Journal of Clinical Apheresis | 2018
Yong Zhao; Jeanne Linden; Linda Welch; Patricia St. Pierre; Molly Graves; Danielle Garrity; Paula Ducharme; Jeffrey A. Bailey; Mindy Greene; Michelle Vauthrin; Robert Weinstein
We compared two methods of calcium gluconate infusion to maintain plasma ionized calcium ([Ca2+]) during therapeutic plasma exchange (TPE) performed using the Spectra Optia Apheresis System. Method A, our legacy method, consisted of adding 5 mL of 10% calcium gluconate to each 500 mL bottle of 5% albumin replacement fluid. Method B used an accessory IV infusion of calcium gluconate (2 g in 50 mL of 0.9% NaCl starting at 25 mL/h).
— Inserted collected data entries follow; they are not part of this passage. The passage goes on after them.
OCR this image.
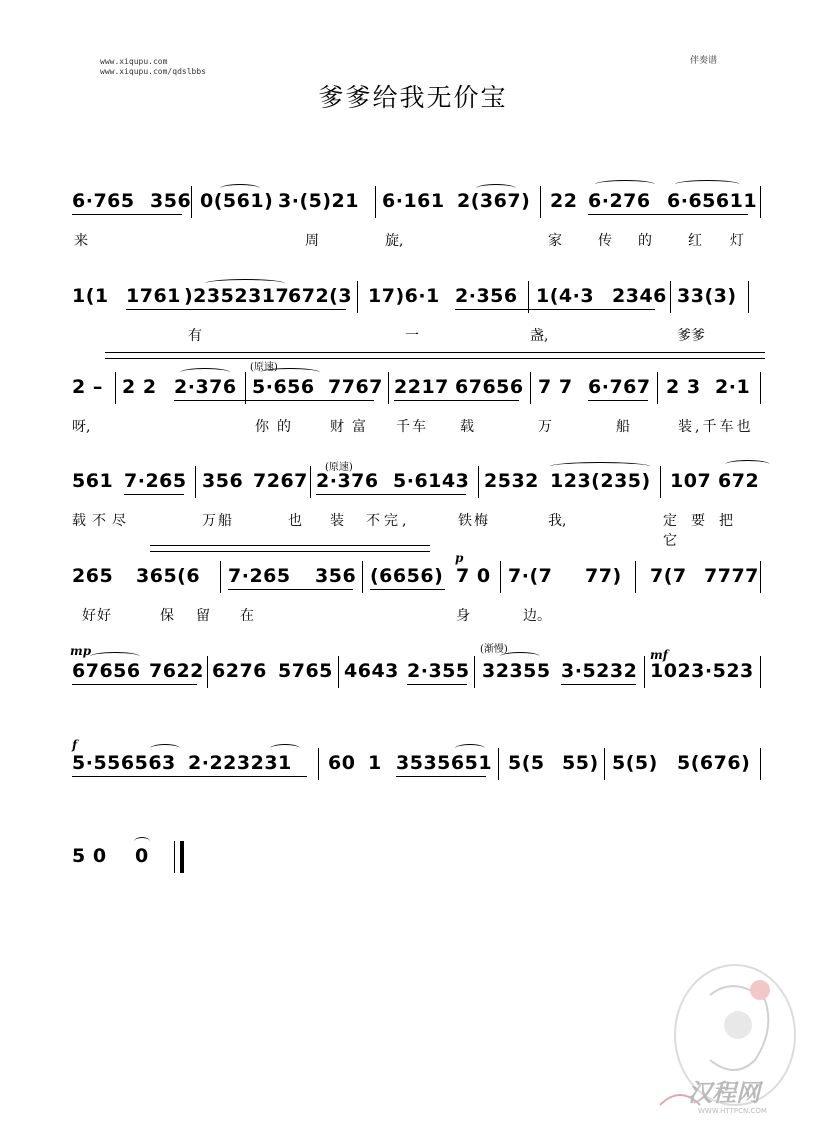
www.xiqupu.com
www.xiqupu.com/qdslbbs
伴奏谱
爹爹给我无价宝
6·765 356 0(561) 3·(5)21 6·161 2(367) 22 6·276 6·65611
来	周	旋,	家	传 的	红 灯
1(1 1761 )2352317
672(3 17)6·1 2·356 1(4·3 2346 33(3)
有	一	盏,	爹爹
(原速)
2 – 2 2 2·376 5·656 7767 2217 67656 7 7 6·767 2 3 2·1
呀,	你的 财富 千车 载	万	船	装,千车也
(原速)
561 7·265 356 7267 2·376 5·6143 2532 123(235) 107 672
载不尽	万船	也装
不完,	铁梅	我,	定要把它
p
265 365(6 7·265 356 (6656) 7 0 7·(7 77) 7(7 7777
好好	保 留 在	身	边。
mp	mf
(渐慢)
67656 7622 6276 5765 4643 2·355 32355 3·5232 1023·523
f
5·556563 2·223231 60 1 3535651 5(5 55) 5(5) 5(676)
5 0 0
汉程网
WWW.HTTPCN.COM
Plasma [Ca2+] was measured at 20‐minute intervals, and symptoms of hypocalcemia were recorded during TPE. Baseline [Ca2+] was the same (P = 0.616), as was total acid citrate dextrose Formula A used (P = 0.865), with either method. TPE with method A used 2.62 ± 0.52 g of calcium gluconate vs 1.13 ± 0.27 g with method B (P < 0.001). [Ca2+] remained stable with method A (P = 0.251), but fell on average by 5% with method B (P < 0.05). Hypocalcemic symptoms were reported in 0 of 23 TPE with method A and 2 of 24 TPE with method B. We conclude that both methods A and B prevent a symptomatic fall in plasma [Ca2+] during TPE. Method B requires significantly less calcium gluconate than does method A.